If an error occurs during the conversion, further details are returned (with status code 400 Bad Request) as part of the following XML structure:

<error>
  <steps>
    <step>{step}</step>
    ...
  </steps>
  <code>{code}</code>
  <description>{description}</description>
  <value>{value}</value>
  <module>{module}</module>
  <line-number>{line-number}</line-number>
  <column-number>{column-number}</column-number>
</error>

The following field values are transmitted (but not always filled!):

  • steps: All conversion formats until (and including) the one at which the error occurs.
  • step: A conversion format (see above).
  • code: Error code of the catched exception.
  • description: Description of the catched exception.
  • value: Error value of the catched exception.
  • module: Module in which the catched exception occured.
  • line-number: Line number within the affected module.
  • column-number: Column number within the affected line.

On error, in addition a processing instruction provides the relation to a corresponding XSLT that creates a simple optical presentation of the error details.

Operation

The web and REST interfaces are provided using BaseX together with RestXQ. The Saxon (HE) processor is used as well, as it is able to process XSLT versions newer than 1.0. The actual conversion is done using IRT's SCF. The particular SCF modules use XSLT, XQuery and Python 3.

Details

The following files are relevant for the actual application:

  • .basexhome: empty BaseX helper file to indicate home directory.
  • modules: the SCF modules
  • webapp/scf_service.xqm: application source code as XQuery module.
  • webapp/scf_service_config.xml: configuration (if file present).
  • webapp/scf_service_config_default.xml: default configuration.
  • webapp/static/error.xsl: XSLT used for rendering by the error result page.
  • webapp/WEB-INF/jetty.xml: Jetty web server config
  • webapp/WEB-INF/web.xml: web application config

A finite-state machine (FSM) is used to convert the subtitles step-by-step from the source format to the target format. The FSM's transitions are determined by a transition function. This function is provided with the current format and the target format, and returns the next format to which the subtitles shall (and can) be converted, towards the target format, if possible. After all the necessary transitions and conversions, finally the subtitles are available in the desired target format. Depending on success/failure and the target format of the conversion, the different header fields are set accordingly.

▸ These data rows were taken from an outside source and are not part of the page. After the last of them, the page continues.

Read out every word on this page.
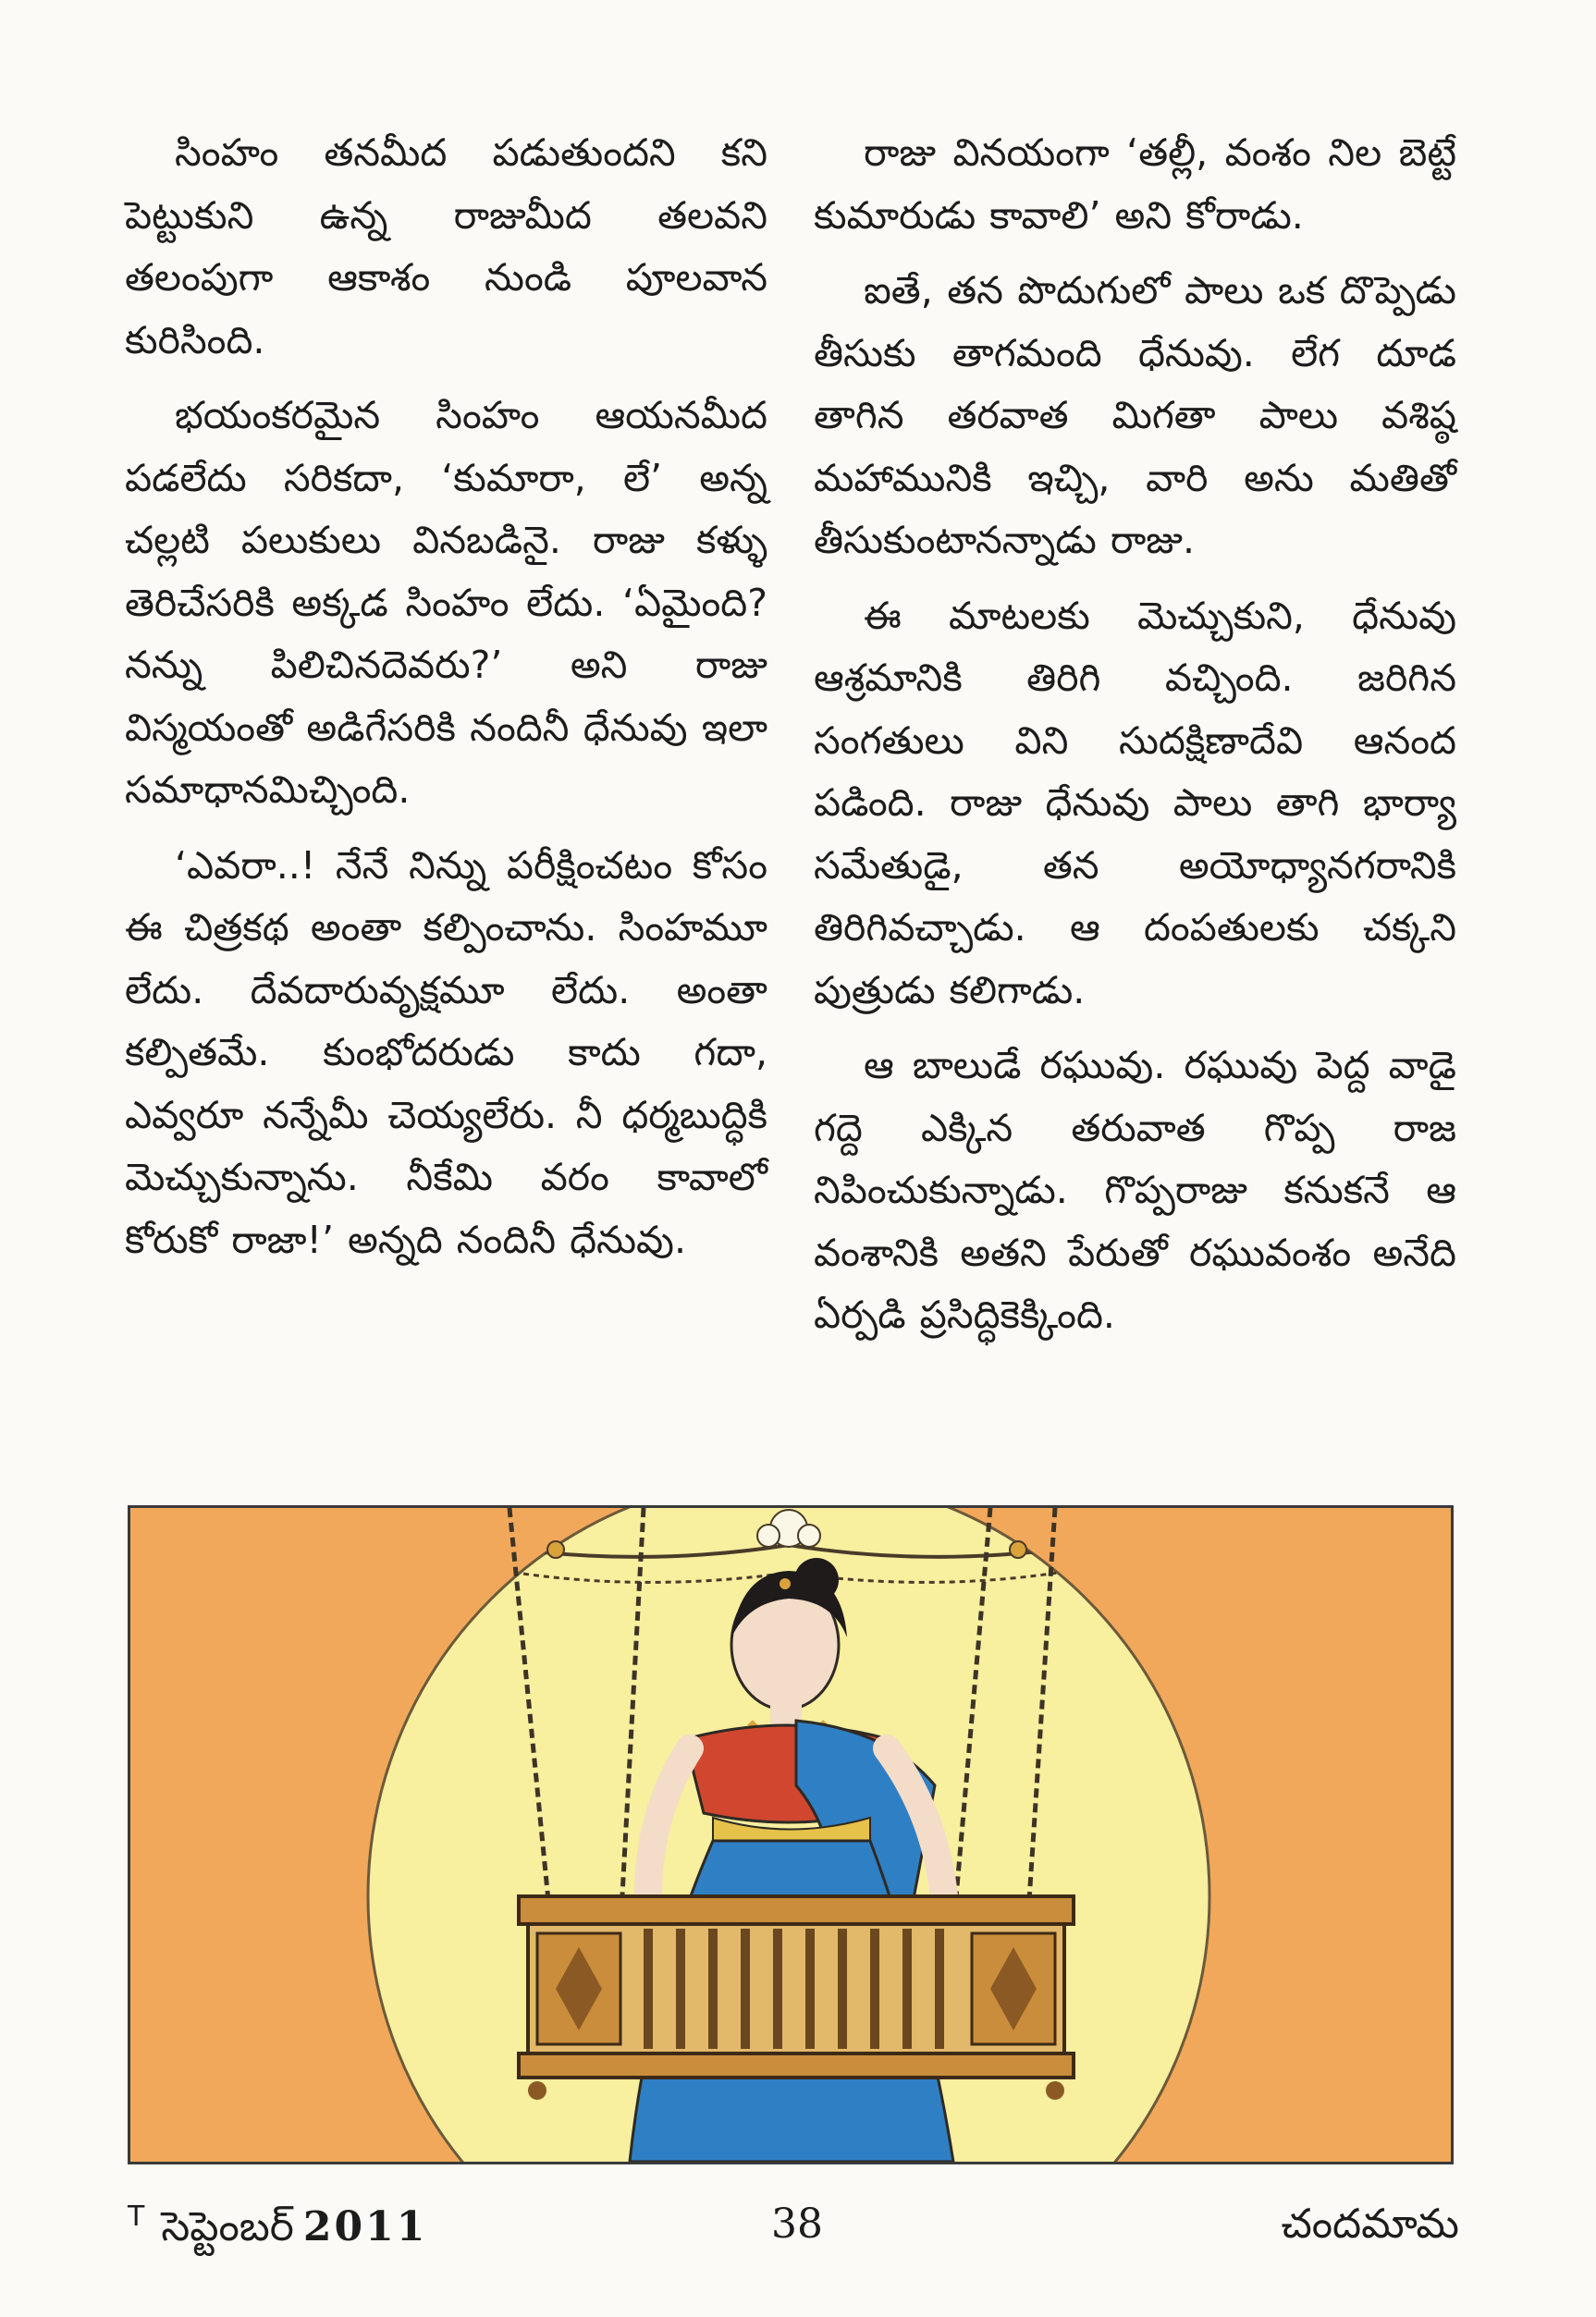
సింహం తనమీద పడుతుందని కని పెట్టుకుని ఉన్న రాజుమీద తలవని తలంపుగా ఆకాశం నుండి పూలవాన కురిసింది.

భయంకరమైన సింహం ఆయనమీద పడలేదు సరికదా, ‘కుమారా, లే’ అన్న చల్లటి పలుకులు వినబడినై. రాజు కళ్ళు తెరిచేసరికి అక్కడ సింహం లేదు. ‘ఏమైంది? నన్ను పిలిచినదెవరు?’ అని రాజు విస్మయంతో అడిగేసరికి నందినీ ధేనువు ఇలా సమాధానమిచ్చింది.

‘ఎవరా..! నేనే నిన్ను పరీక్షించటం కోసం ఈ చిత్రకథ అంతా కల్పించాను. సింహమూ లేదు. దేవదారువృక్షమూ లేదు. అంతా కల్పితమే. కుంభోదరుడు కాదు గదా, ఎవ్వరూ నన్నేమీ చెయ్యలేరు. నీ ధర్మబుద్ధికి మెచ్చుకున్నాను. నీకేమి వరం కావాలో కోరుకో రాజా!’ అన్నది నందినీ ధేనువు.

రాజు వినయంగా ‘తల్లీ, వంశం నిల బెట్టే కుమారుడు కావాలి’ అని కోరాడు.

ఐతే, తన పొదుగులో పాలు ఒక దొప్పెడు తీసుకు తాగమంది ధేనువు. లేగ దూడ తాగిన తరవాత మిగతా పాలు వశిష్ఠ మహామునికి ఇచ్చి, వారి అను మతితో తీసుకుంటానన్నాడు రాజు.

ఈ మాటలకు మెచ్చుకుని, ధేనువు ఆశ్రమానికి తిరిగి వచ్చింది. జరిగిన సంగతులు విని సుదక్షిణాదేవి ఆనంద పడింది. రాజు ధేనువు పాలు తాగి భార్యా సమేతుడై, తన అయోధ్యానగరానికి తిరిగివచ్చాడు. ఆ దంపతులకు చక్కని పుత్రుడు కలిగాడు.

ఆ బాలుడే రఘువు. రఘువు పెద్ద వాడై గద్దె ఎక్కిన తరువాత గొప్ప రాజ నిపించుకున్నాడు. గొప్పరాజు కనుకనే ఆ వంశానికి అతని పేరుతో రఘువంశం అనేది ఏర్పడి ప్రసిద్ధికెక్కింది.

$^T$ సెప్టెంబర్ 2011	38	చందమామ
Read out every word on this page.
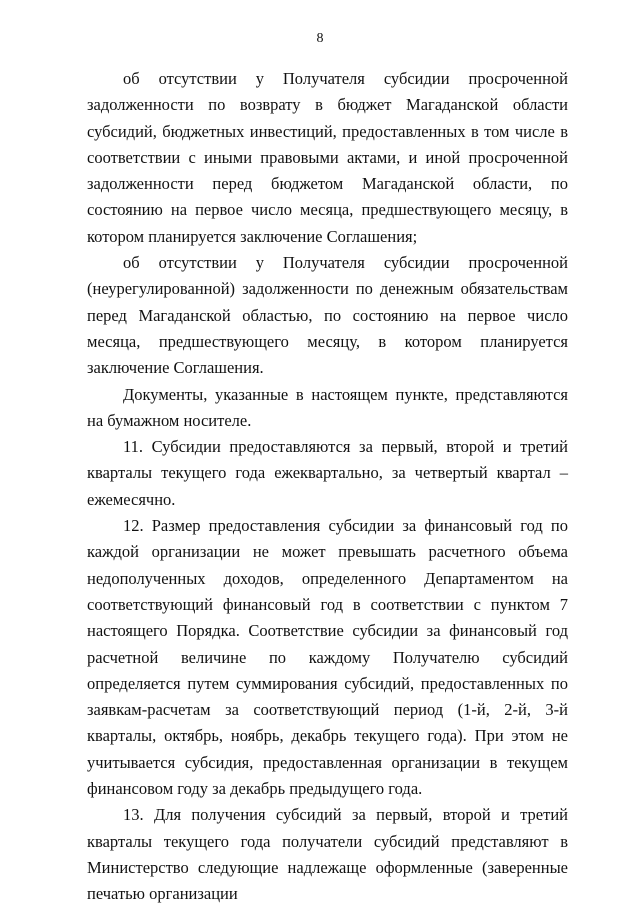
8

об отсутствии у Получателя субсидии просроченной задолженности по возврату в бюджет Магаданской области субсидий, бюджетных инвестиций, предоставленных в том числе в соответствии с иными правовыми актами, и иной просроченной задолженности перед бюджетом Магаданской области, по состоянию на первое число месяца, предшествующего месяцу, в котором планируется заключение Соглашения;

об отсутствии у Получателя субсидии просроченной (неурегулированной) задолженности по денежным обязательствам перед Магаданской областью, по состоянию на первое число месяца, предшествующего месяцу, в котором планируется заключение Соглашения.

Документы, указанные в настоящем пункте, представляются на бумажном носителе.

11. Субсидии предоставляются за первый, второй и третий кварталы текущего года ежеквартально, за четвертый квартал – ежемесячно.

12. Размер предоставления субсидии за финансовый год по каждой организации не может превышать расчетного объема недополученных доходов, определенного Департаментом на соответствующий финансовый год в соответствии с пунктом 7 настоящего Порядка. Соответствие субсидии за финансовый год расчетной величине по каждому Получателю субсидий определяется путем суммирования субсидий, предоставленных по заявкам-расчетам за соответствующий период (1-й, 2-й, 3-й кварталы, октябрь, ноябрь, декабрь текущего года). При этом не учитывается субсидия, предоставленная организации в текущем финансовом году за декабрь предыдущего года.

13. Для получения субсидий за первый, второй и третий кварталы текущего года получатели субсидий представляют в Министерство следующие надлежаще оформленные (заверенные печатью организации
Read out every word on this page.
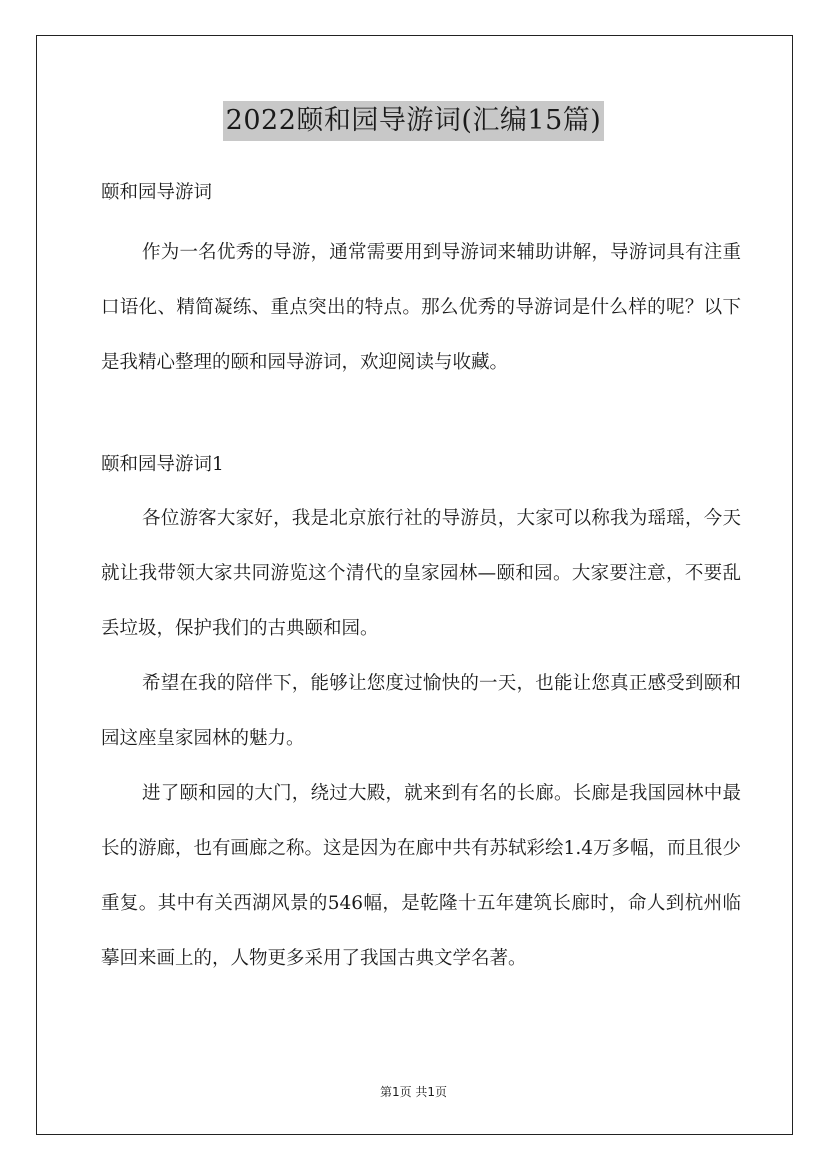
2022颐和园导游词(汇编15篇)
颐和园导游词

作为一名优秀的导游，通常需要用到导游词来辅助讲解，导游词具有注重口语化、精简凝练、重点突出的特点。那么优秀的导游词是什么样的呢？以下是我精心整理的颐和园导游词，欢迎阅读与收藏。

颐和园导游词1

各位游客大家好，我是北京旅行社的导游员，大家可以称我为瑶瑶，今天就让我带领大家共同游览这个清代的皇家园林—颐和园。大家要注意，不要乱丢垃圾，保护我们的古典颐和园。

希望在我的陪伴下，能够让您度过愉快的一天，也能让您真正感受到颐和园这座皇家园林的魅力。

进了颐和园的大门，绕过大殿，就来到有名的长廊。长廊是我国园林中最长的游廊，也有画廊之称。这是因为在廊中共有苏轼彩绘1.4万多幅，而且很少重复。其中有关西湖风景的546幅，是乾隆十五年建筑长廊时，命人到杭州临摹回来画上的，人物更多采用了我国古典文学名著。

第1页 共1页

Most of the SCF modules are implemented in XSLT or XQuery. Such modules can be natively invoked by the SCF service. Thus no temporary files are required to perform the actual conversion. The modules STL2STLXML and SRT2SRTXML however are implemented in Python and require to execute a Python interpreter in a separate process. Furthermore the input/output data has to be stored in (temporary) files, in order to prevent problems regarding character encoding.

In case of a conversion option, the option is part of the status that is propagated through all conversion steps. In case a step supports an option, it forwards the option value as a parameter to the actual conversion operation. To indicate that the option has been applied, the option value is cleared afterwards to prevent to apply it at another step that supports this option, too.

After all necessary conversion steps have been executed, it is ensured that no longer any option values are present - either because an option has been cleared after being applied or because it has not been present in the first place. If any option values are still present, at least one option could not have been applied. Thus the conversion is aborted with a corresponding error message.